Of course, the eye rests first upon the phalanx of snow-crests to the south, then down upon the lake, lying outstretched like some wriggling monster, switching its tail, and finally off to the many places where early Swiss history was made. In point of fact, you are looking at quite a large slice of Switzerland. Victor Hugo seized the meaning of this view when he wrote: "It is a serious hour, and full of meditations, when one has Switzerland thus under the eyes." …
The physical features of a country have their counterparts in its political institutions. In Switzerland the great mountain ranges divide the territory into deep valleys, each of which naturally forms a political unit—the Commune. Here is a miniature world, concentrated into a small space, and representing the sum total of life to its inhabitants. Self-government becomes second nature under these conditions. A sort of patriarchal democracy is evolved: that is, certain men and certain families are apt to maintain themselves at the head of public affairs, but with the consent and cooperation of the whole population.
There is hardly a spot associated with the rise of the Swiss Confederation whose position can not be determined from the Rigi. The two Tell's chapels; the Rütli; the villages of Schwiz, Altdorf, Brunnen, Beckenried, Stans, and Sarnen; the battlefields of Morgarten and Sempach; and on a clear day the ruined castle of Hapsburg itself, lie within a mighty circle at one's feet.
It was preordained that the three lands of Uri, Schwiz, and Unterwalden should unite for protection of common interests against the encroachment of a common enemy—the ambitious house of Hapsburg. The lake formed at once a bond and a highway between them. On the first day of August, 1291, more than six hundred years ago, a group of unpretentious patriots, ignored by the great world, signed a document which formed these lands into a loose Confederation. By this act they laid the foundation upon which the Swiss state was afterward reared. In their naïve, but prophetic, faith, the contracting parties called this agreement a perpetual pact; and they set forth, in the Latin, legal phraseology of the day, that, seeing the malice of the times, they found it necessary to take an oath to defend one another against outsiders, and to keep order within their boundaries; at the same time carefully stating that the object of the league was to maintain lawfully established conditions.
From small beginnings, the Confederation of Uri, Schwiz, and Unterwalden grew, by the addition of other communities, until it reached its present proportions, of twenty-two Cantons, in 1815. Lucerne was the first to join; then came Zurich, Glarus, Zug, Bern, etc.
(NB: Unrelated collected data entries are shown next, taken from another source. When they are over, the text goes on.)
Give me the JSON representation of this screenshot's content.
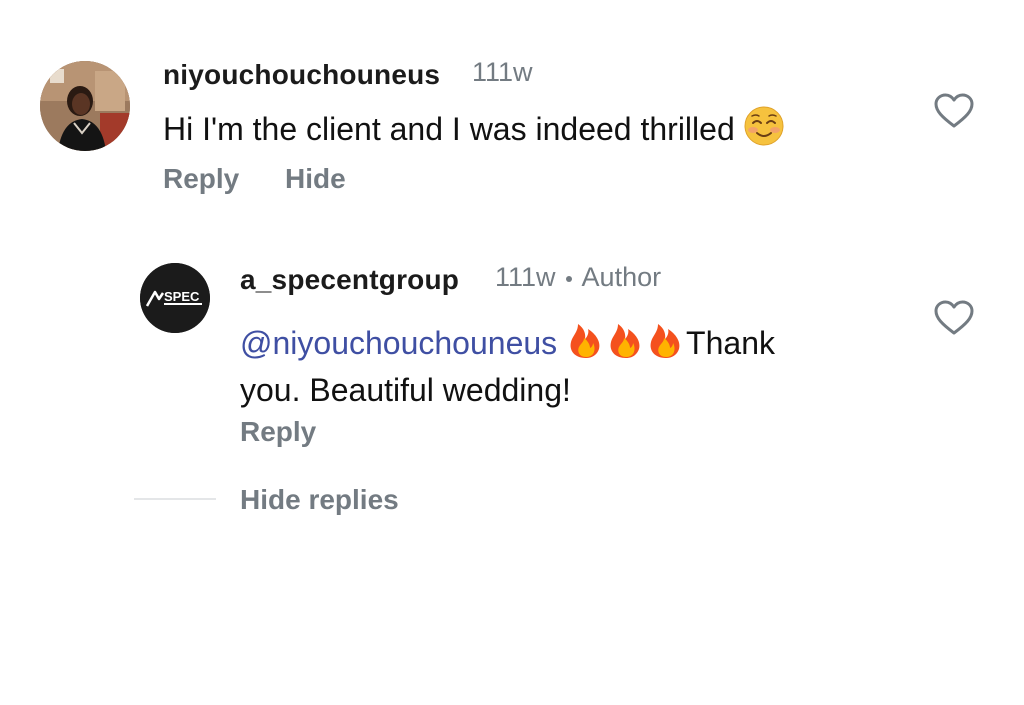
{
  "comments": [
    {
      "username": "niyouchouchouneus",
      "time": "111w",
      "text": "Hi I'm the client and I was indeed thrilled",
      "emoji": "relieved-smile-emoji",
      "actions": {
        "reply": "Reply",
        "hide": "Hide"
      }
    },
    {
      "username": "a_specentgroup",
      "time": "111w",
      "badge": "Author",
      "avatar_text": "SPEC",
      "mention": "@niyouchouchouneus",
      "text_after_mention": "Thank",
      "text_line2": "you. Beautiful wedding!",
      "emoji": "fire-emoji",
      "actions": {
        "reply": "Reply"
      }
    }
  ],
  "hide_replies": "Hide replies",
  "colors": {
    "muted": "#737b82",
    "mention": "#3f4fa3",
    "text": "#111111"
  }
}
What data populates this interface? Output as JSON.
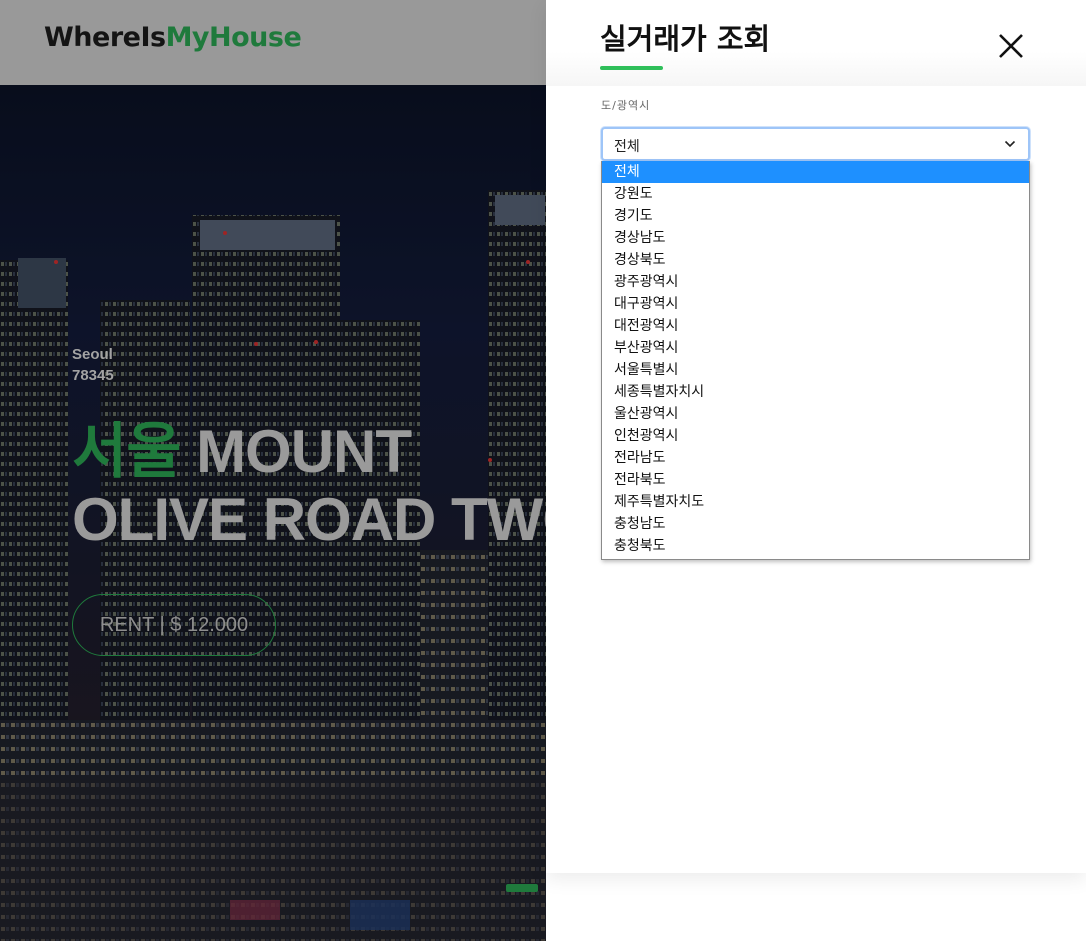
{
  "header": {
    "logo_part1": "WhereIs",
    "logo_part2": "MyHouse"
  },
  "hero": {
    "location_city": "Seoul",
    "location_code": "78345",
    "headline_accent": "서울",
    "headline_line1": "MOUNT",
    "headline_line2": "OLIVE ROAD TWO",
    "rent_label": "RENT | $ 12.000"
  },
  "panel": {
    "title": "실거래가 조회",
    "close_icon": "close-icon",
    "region_label": "도/광역시",
    "select": {
      "value": "전체",
      "icon": "chevron-down-icon",
      "options": [
        "전체",
        "강원도",
        "경기도",
        "경상남도",
        "경상북도",
        "광주광역시",
        "대구광역시",
        "대전광역시",
        "부산광역시",
        "서울특별시",
        "세종특별자치시",
        "울산광역시",
        "인천광역시",
        "전라남도",
        "전라북도",
        "제주특별자치도",
        "충청남도",
        "충청북도"
      ],
      "highlighted_index": 0
    }
  },
  "colors": {
    "brand_green": "#1f7a3c",
    "underline_green": "#2fbf5a",
    "option_highlight": "#1e90ff",
    "header_gray": "#999999"
  }
}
The early Swiss did not set up a sovereign republic, in our acceptation of the word, either in internal or external policy. The class distinctions of the feudal age continued to exist; and they by no means disputed the supreme rule of the head of the German Empire over them, but rather gloried in the protection which this direct dependence afforded them against a multitude of intermediate, preying nobles.
From Servoz three leagues remain to Chamouni—Mont Blanc was before us—the Alps, with their innumerable glaciers on high all around, closing in the complicated windings of the single vale—forests inexpressibly beautiful, but majestic in their beauty—intermingled beech and pine, and oak, overshadowed our road, or receded, while lawns of such verdure as I have never seen before occupied these openings, and gradually became darker in their recesses. Mont Blanc was before us, but it was covered with cloud; its base, furrowed with dreadful gaps, was seen above. Pinnacles of snow intolerably bright, part of the chain connected with Mont Blanc, shone through the clouds at intervals on high. I never knew—I never imagined—what mountains were before.